The stock has performed better than FMC stock but worse than ALB stock in 2020, with a year-to-date performance of 75.3%. But according to Zacks, SQM stock is expected to have the highest growth of EPS, compared to the previous two stocks. The expected three-to-five-year EPS growth is 16.66%.
Global X Lithium & Battery Tech ETF (LIT)
If you want to invest in lithium but do not want to choose specific stocks, but a rather passive investment, then the Global X Lithium & Battery Tech ETF is a great choice. This ETF invests in the full lithium cycle, covering business aspects such as mining and refining the metal, and also battery production as well.

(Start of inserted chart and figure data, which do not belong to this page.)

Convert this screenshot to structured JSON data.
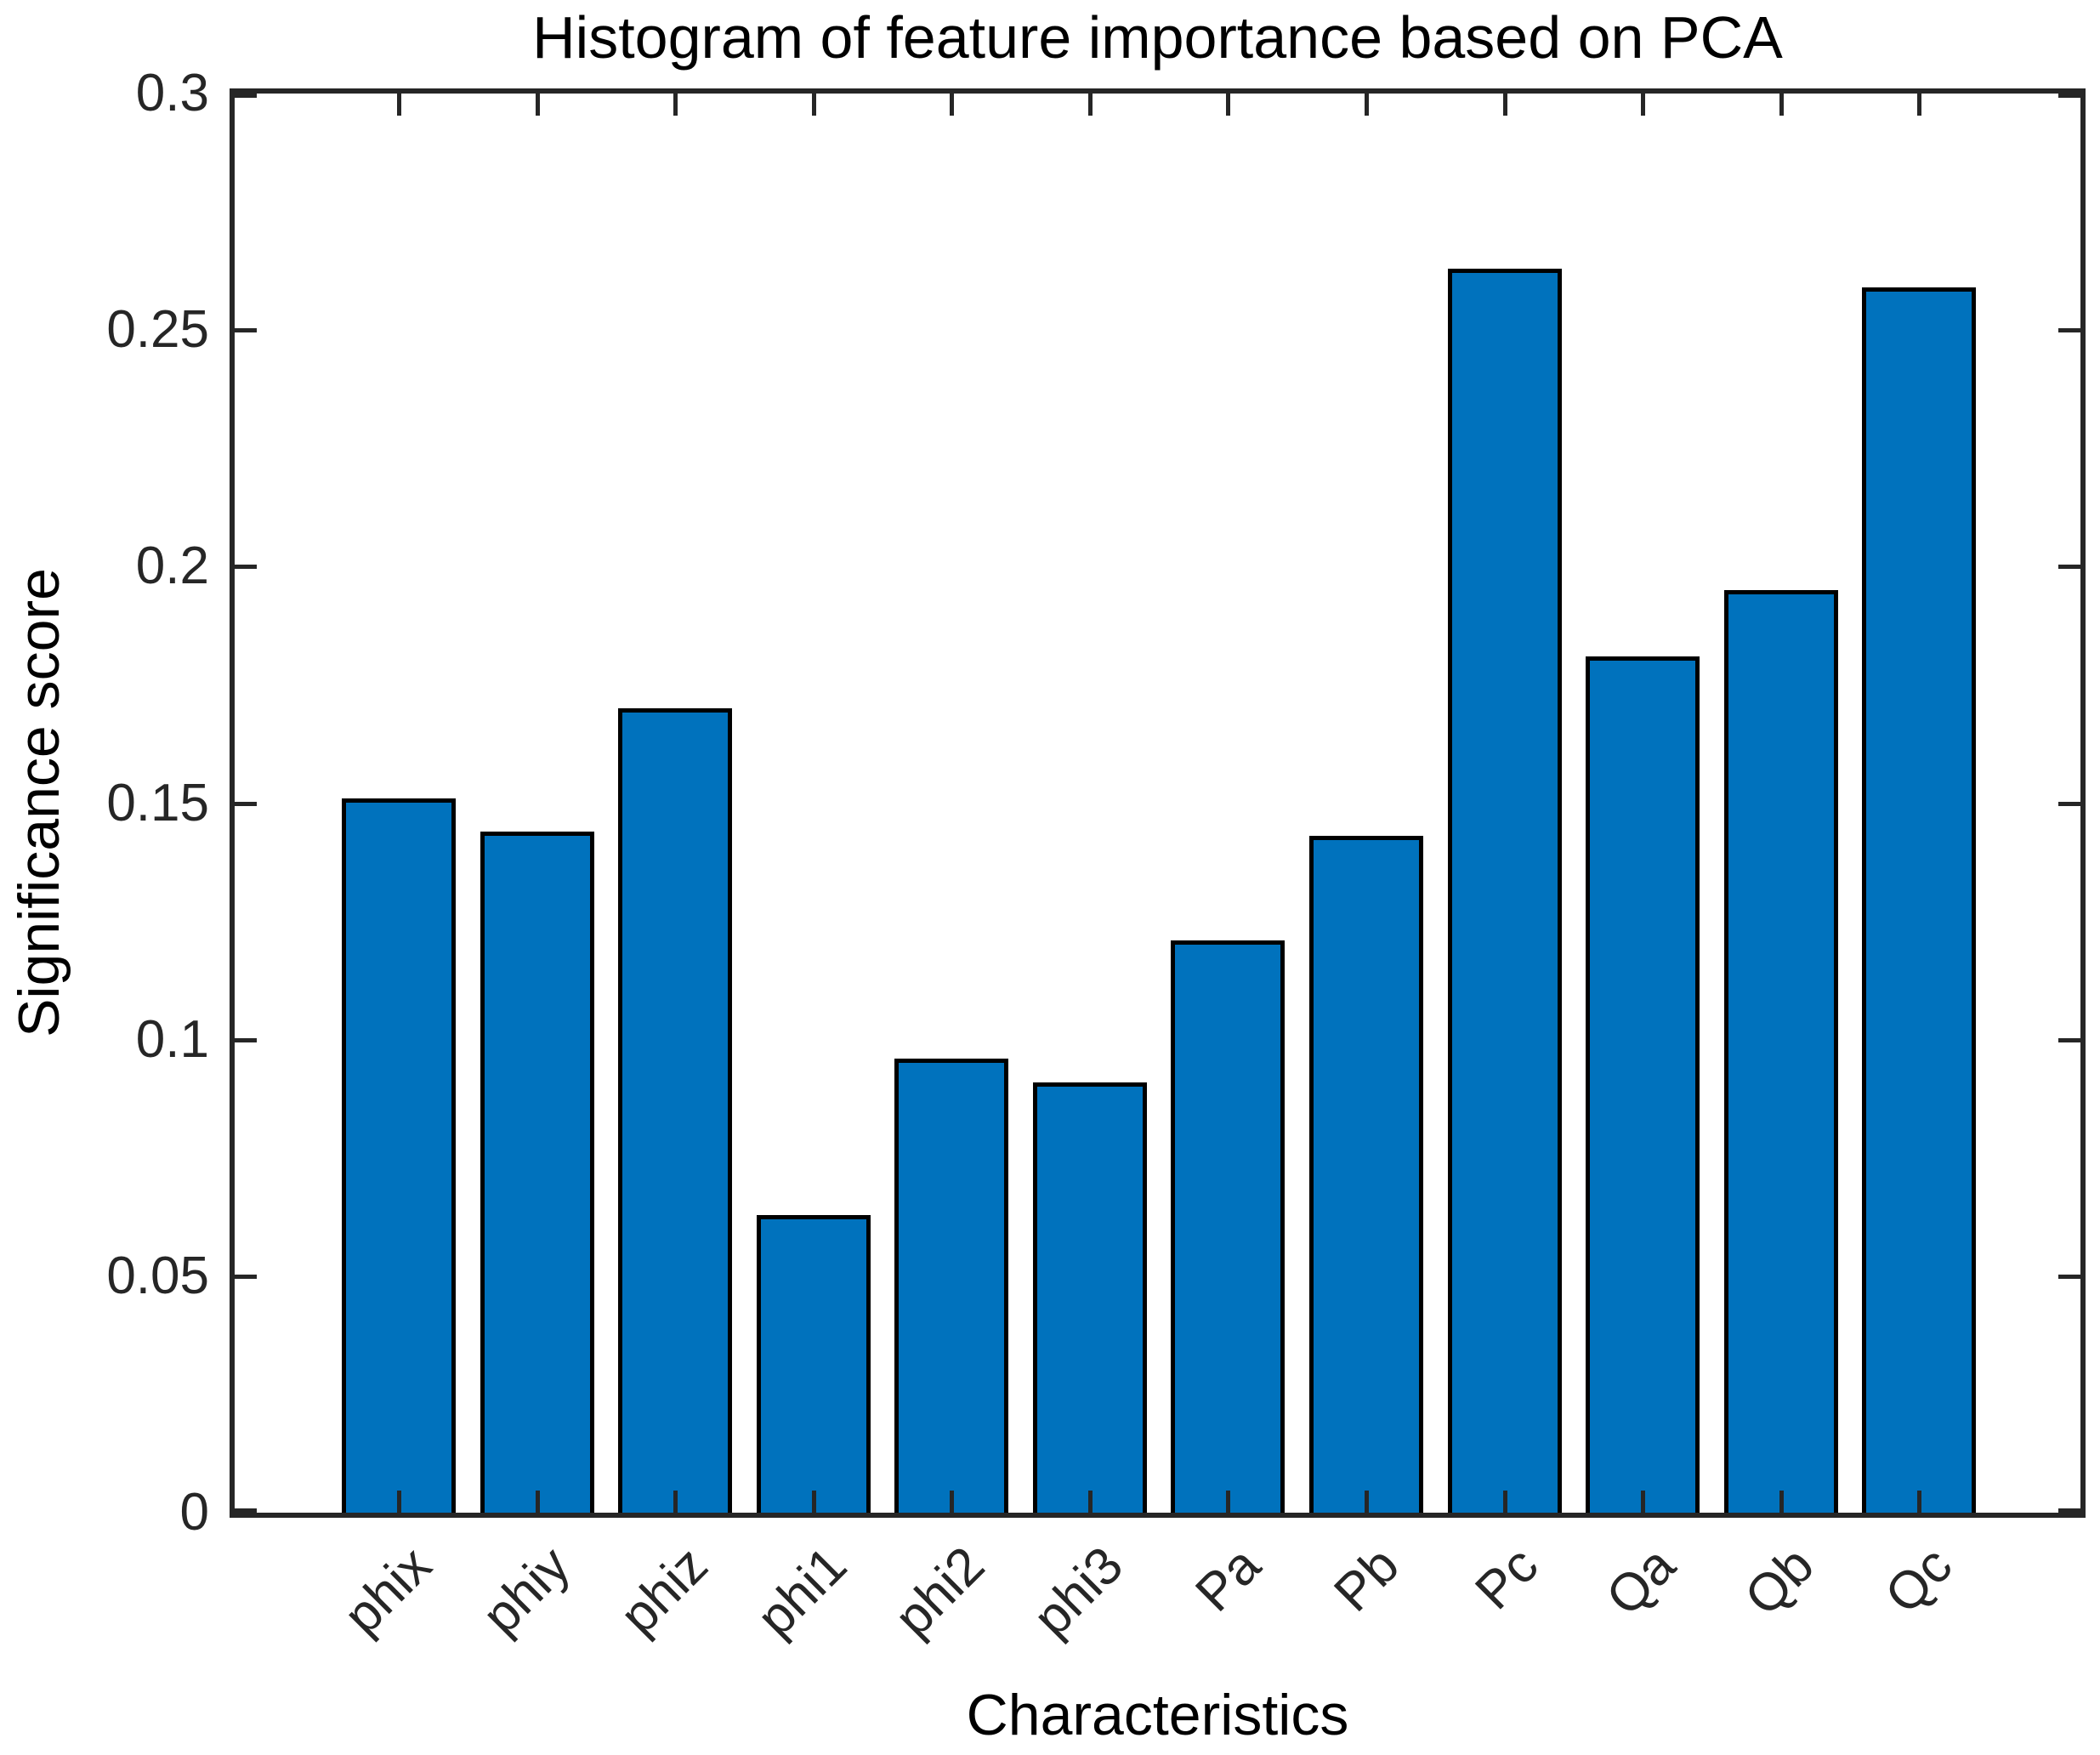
{
  "chart_data": {
    "type": "bar",
    "title": "Histogram of feature importance based on PCA",
    "xlabel": "Characteristics",
    "ylabel": "Significance score",
    "categories": [
      "phix",
      "phiy",
      "phiz",
      "phi1",
      "phi2",
      "phi3",
      "Pa",
      "Pb",
      "Pc",
      "Qa",
      "Qb",
      "Qc"
    ],
    "values": [
      0.151,
      0.144,
      0.17,
      0.063,
      0.096,
      0.091,
      0.121,
      0.143,
      0.263,
      0.181,
      0.195,
      0.259
    ],
    "ylim": [
      0,
      0.3
    ],
    "yticks": [
      0,
      0.05,
      0.1,
      0.15,
      0.2,
      0.25,
      0.3
    ],
    "ytick_labels": [
      "0",
      "0.05",
      "0.1",
      "0.15",
      "0.2",
      "0.25",
      "0.3"
    ],
    "xtick_rotation_deg": 45,
    "grid": false,
    "legend": null,
    "bar_color": "#0072BD",
    "bar_edge_color": "#000000",
    "axis_color": "#262626",
    "background_color": "#FFFFFF"
  }
}
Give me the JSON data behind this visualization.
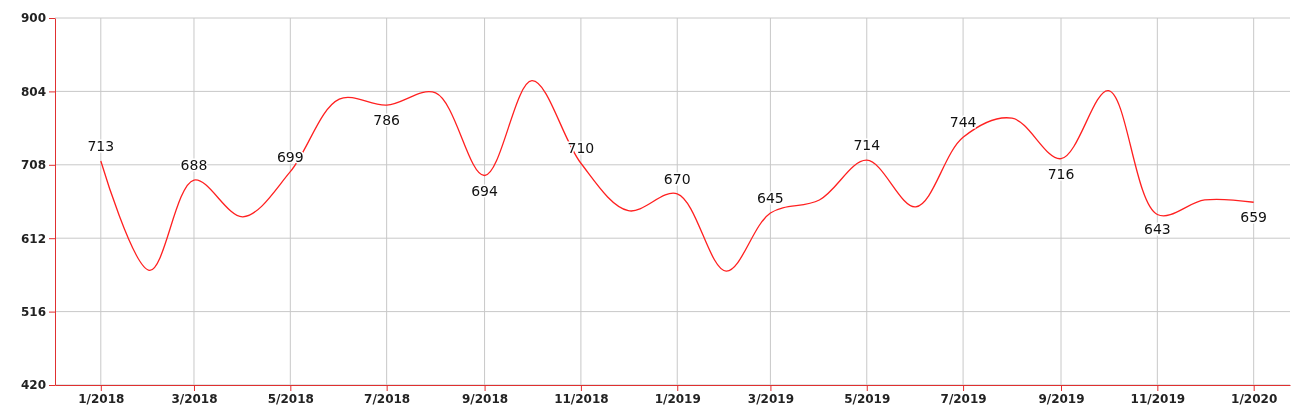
{
  "chart_data": {
    "type": "line",
    "x": [
      "2018-01",
      "2018-02",
      "2018-03",
      "2018-04",
      "2018-05",
      "2018-06",
      "2018-07",
      "2018-08",
      "2018-09",
      "2018-10",
      "2018-11",
      "2018-12",
      "2019-01",
      "2019-02",
      "2019-03",
      "2019-04",
      "2019-05",
      "2019-06",
      "2019-07",
      "2019-08",
      "2019-09",
      "2019-10",
      "2019-11",
      "2019-12",
      "2020-01"
    ],
    "series": [
      {
        "color": "#ff2020",
        "values": [
          713,
          570,
          688,
          640,
          699,
          794,
          786,
          802,
          694,
          818,
          710,
          648,
          670,
          569,
          645,
          662,
          714,
          653,
          744,
          769,
          716,
          805,
          643,
          662,
          659
        ],
        "value_labels": [
          "713",
          null,
          "688",
          null,
          "699",
          null,
          "786",
          null,
          "694",
          null,
          "710",
          null,
          "670",
          null,
          "645",
          null,
          "714",
          null,
          "744",
          null,
          "716",
          null,
          "643",
          null,
          "659"
        ]
      }
    ],
    "xlim": [
      "2017-12-03",
      "2020-01-24"
    ],
    "xticks": [
      {
        "value": "2018-01",
        "label": "1/2018"
      },
      {
        "value": "2018-03",
        "label": "3/2018"
      },
      {
        "value": "2018-05",
        "label": "5/2018"
      },
      {
        "value": "2018-07",
        "label": "7/2018"
      },
      {
        "value": "2018-09",
        "label": "9/2018"
      },
      {
        "value": "2018-11",
        "label": "11/2018"
      },
      {
        "value": "2019-01",
        "label": "1/2019"
      },
      {
        "value": "2019-03",
        "label": "3/2019"
      },
      {
        "value": "2019-05",
        "label": "5/2019"
      },
      {
        "value": "2019-07",
        "label": "7/2019"
      },
      {
        "value": "2019-09",
        "label": "9/2019"
      },
      {
        "value": "2019-11",
        "label": "11/2019"
      },
      {
        "value": "2020-01",
        "label": "1/2020"
      }
    ],
    "ylim": [
      420,
      900
    ],
    "yticks": [
      420,
      516,
      612,
      708,
      804,
      900
    ],
    "grid": true,
    "marker": "none",
    "line_style": "solid"
  }
}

LIT tracks the Solactive Global Lithium Index. It carries total expense ratio is 0.75%, or $75 annually on a $10,000 investment. The ETF has net assets of $1.357 billion as of Nov. 30.
Some of the largest holdings include Panasonic (OTC:PCRFY), Tesla (NASDAQ:TSLA), and Albemarle. The ETF has performed well in 2020 with a year-to-date performance of 57.17%. Half of the net assets are based in China, with almost 21% of net assets based in the United States. South Korea follows with an 11.2% percentage of net assets based. The country with the least exposure of net assets in Canada with only a 0.4% exposure.
On the date of publication, Stavros Georgiadis, CFA did not have (either directly or indirectly) any positions in the securities mentioned in this article.